Kalah Bersaing di Jakarta, Sukses di Medan
10:08, 14/01/2011Sari Dilts, Pemilik Sepatu Lutju
Sepatu yang awalnya berfungsi sebagai alas dan pelindung kaki ternyata memiliki fungsi lain. Di kalangan remaja, selain sebagai alas kaki, sepatu juga menjadi wadah pengekspresian identitas diri. Khususnya sepatu kanvas.
INDRA JULI, Medan
Dengan gejolak aspirasi yang dimilikinya remaja cenderung dinamis dan energik. Tak heran bila sepatu berbahan kanvas yang dikenal dengan sepatu kets menjadi trend bagi remaja. Apalagi kalau bukan karena bahan yang sederhana dan terbilang simple. Meskipun justru kesimplean itu menjadi ruang berkreativitas sebagai wujud jati diri yang tengah trend saat ini.
Hal itu yang dikembangkan Sari Dilts dkk di Sepatu Lutju yang beralamat di Jalan Ade Irma Suryani No 5 Medan ini. Berbagai sepatu dengan beragam corak lukisan lucu dan unik itu kerap terlihat meramaikan bazar maupun pameran yang digelar di Kota Medan. Dari motif ikan, kue, juga figur tokoh karton seperti Doraemon, Superman, Joker, dan banyak lagi.
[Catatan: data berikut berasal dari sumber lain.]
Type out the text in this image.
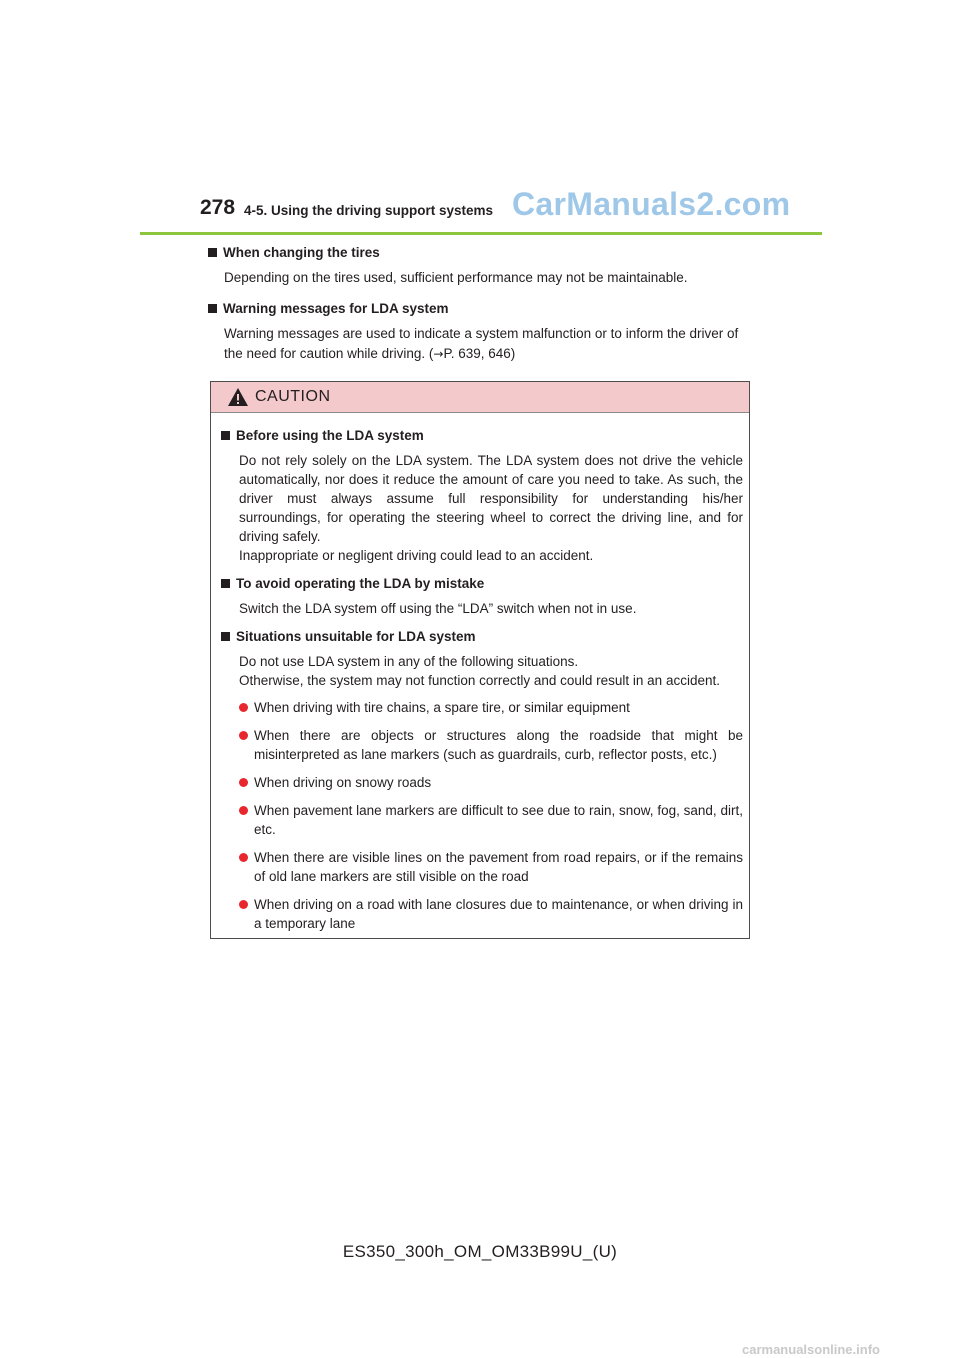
278 4-5. Using the driving support systems CarManuals2.com
When changing the tires
Depending on the tires used, sufficient performance may not be maintainable.
Warning messages for LDA system
Warning messages are used to indicate a system malfunction or to inform the driver of the need for caution while driving. (→P. 639, 646)
CAUTION
Before using the LDA system

Do not rely solely on the LDA system. The LDA system does not drive the vehicle automatically, nor does it reduce the amount of care you need to take. As such, the driver must always assume full responsibility for understanding his/her surroundings, for operating the steering wheel to correct the driving line, and for driving safely.

Inappropriate or negligent driving could lead to an accident.

To avoid operating the LDA by mistake

Switch the LDA system off using the “LDA” switch when not in use.

Situations unsuitable for LDA system

Do not use LDA system in any of the following situations.

Otherwise, the system may not function correctly and could result in an accident.

When driving with tire chains, a spare tire, or similar equipment
When there are objects or structures along the roadside that might be misinterpreted as lane markers (such as guardrails, curb, reflector posts, etc.)
When driving on snowy roads
When pavement lane markers are difficult to see due to rain, snow, fog, sand, dirt, etc.
When there are visible lines on the pavement from road repairs, or if the remains of old lane markers are still visible on the road
When driving on a road with lane closures due to maintenance, or when driving in a temporary lane
ES350_300h_OM_OM33B99U_(U)
carmanualsonline.info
Kepada Sumut Pos, Sari Dilts (26) mengaku ide tersebut didapat dari hoby nyoret-nyoret. “Awalnya sih karena aku suka nyoret-nyoret sepatu. Ditambah lagi di beberapa bagian sengaja aku bolong dan letakkan beberapa aksesoris. Nggak tahunya teman-teman banyak yang suka dan minta dibuatkan,” kenang cewek mungil ini.
Dibantu sang abang, Sari mulai menggeluti bisnis painting shoes ini di Jakarta 2006 silam. Namun painting shoes masih kalah tenar dibanding handycraft lainnya seperti tas dan kaos. Melihat persaingan yang semakin ketat, Sari lantas melebarkan sayapnya di Medan 2008 silam.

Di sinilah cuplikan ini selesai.